Paul and I just came back from a camping trip in the Canadian Rockies.  Despite the smoke, we did many beautiful hikes, such as the lake near Lake Louise in this photo.  But by the end of the trip, I was in a lot of pain, and could barely drag myself along the trail – even fairly flat ones.

I have been babying myself since my return and feel much better now.   A professional massage helped a lot.   I’ve thought about things I can do differently on the next trip, which will also involve a lot of hiking.   First and foremost,  I need to do as many of my standard suite of stretching and strengthening exercises as I can.   This sounds like a no-brainer, but I dropped most of the exercises due to time and the logistical challenges of doing them while traveling in a camper.  Second, I need to be conscious of taking breaks, both during the day and during the trip, not doing strenuous (for me) hikes every day as I did on this trip.  Third, I need to not be shy about routinely popping a double dose of sodium naproxen (Alleve).  It helps, so I shouldn’t hesitate to use it.

When I get back from this next trip, I’ll investigate a posture brace.  And I’ve already moved up my next neurologist date to review my medications.  I have gone through several combinations this year, and still don’t feel like I have the right mix.  But I do feel better having an action plan – “new normal”? bah humbug!

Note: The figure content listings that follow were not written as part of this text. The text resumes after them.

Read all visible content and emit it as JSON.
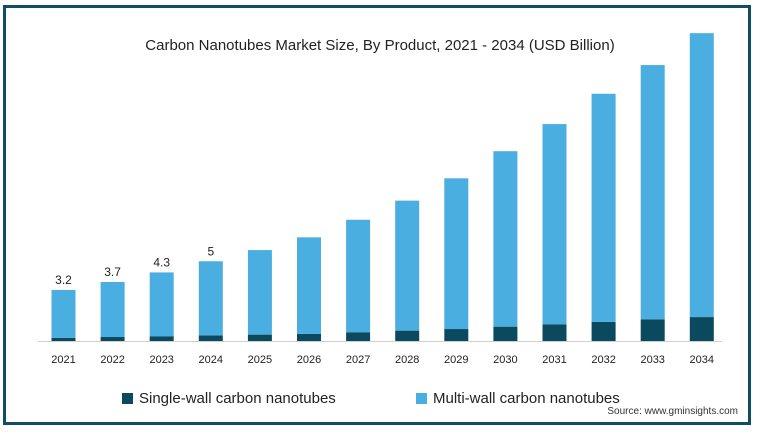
{
  "title": "Carbon Nanotubes Market Size, By Product, 2021 - 2034 (USD Billion)",
  "source": "Source: www.gminsights.com",
  "colors": {
    "single_wall": "#0b4a5e",
    "multi_wall": "#4aaee0",
    "frame": "#0e4d63"
  },
  "chart_data": {
    "type": "bar",
    "stacked": true,
    "title": "Carbon Nanotubes Market Size, By Product, 2021 - 2034 (USD Billion)",
    "categories": [
      "2021",
      "2022",
      "2023",
      "2024",
      "2025",
      "2026",
      "2027",
      "2028",
      "2029",
      "2030",
      "2031",
      "2032",
      "2033",
      "2034"
    ],
    "series": [
      {
        "name": "Single-wall carbon nanotubes",
        "values": [
          0.2,
          0.25,
          0.3,
          0.35,
          0.4,
          0.45,
          0.55,
          0.65,
          0.75,
          0.9,
          1.05,
          1.2,
          1.35,
          1.5
        ]
      },
      {
        "name": "Multi-wall carbon nanotubes",
        "values": [
          3.0,
          3.45,
          4.0,
          4.65,
          5.3,
          6.05,
          7.05,
          8.15,
          9.45,
          11.0,
          12.55,
          14.3,
          15.95,
          17.8
        ]
      }
    ],
    "data_labels": [
      "3.2",
      "3.7",
      "4.3",
      "5",
      "",
      "",
      "",
      "",
      "",
      "",
      "",
      "",
      "",
      ""
    ],
    "ylim": [
      0,
      20
    ],
    "legend": "bottom",
    "grid": false
  }
}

Vocabulary lesson:  I have Camptocormia! This is “an extreme flexion of the toracolumbar spine that exacerbates by walking and is relieved in the supine position.” (In other words, I’m hunched over.)  Why are Parkies frequently hunched over?  Because we have Proprioceptive Dysfunction — this is a problem with perceiving your sense of the relative position of one’s own parts of the body and strength of effort being employed in movement.  I am sort of aware I’m leaning over, and sort of not.

YouTube extra:  Canada has a so much better national anthem than we Yanks do.  Here is a lovely recording by a women’s chorus out of Vancouver.  Not only do I like the quality of their singing and their diversity, they also have cool jewelry and outfits !

 

 

Team Players

Girls and young women pounding down the soccer field, deftly stopping the ball and then dribbling the ball towards the goal.  This is not an unusual sight – go to any city park or playfield during the school year and chances are likely you will find a soccer game in progress.  What is surprising is when you look more closely and realize the players’s braids and pony tails are flecked with….silver.

I just spent a remarkable weekend watching an adult women’s soccer team play several games in a national adult soccer tournament.  They were in the Over 60 age bracket, and are gleefully awaiting just a few more team members to age up so they can be on the young edge of the Over 65 age bracket.    (And yes, there is such a thing as Over 70 teams.)   I asked the goalie how old she was, and she proudly said, “66” only to have her teammate one up her by saying, “Well, I’m 68!”

Many have played together since the team was organized in 2005, but typically their zest for team athletics goes back much further.  I found this astounding given that these women all came of age before Title IX.  Title IX, passed in 1972 during the Nixon Administration, helped prevent gender discrimination in US educational athletic programs.  Back in the day, at my 2000-student high school, girls had only one team – tennis.

Although nearly everyone on the team sported knee braces, and although they all seemed suspiciously familiar with hip and knee surgery,  I found it inspiring to watch these women on the field.  This is the fourth time this East Coast team has played at this West Coast venue, and the fourth time they have made it all the way to the finals.  The slogan of these kick-butt ladies?  “CRUSH IT!”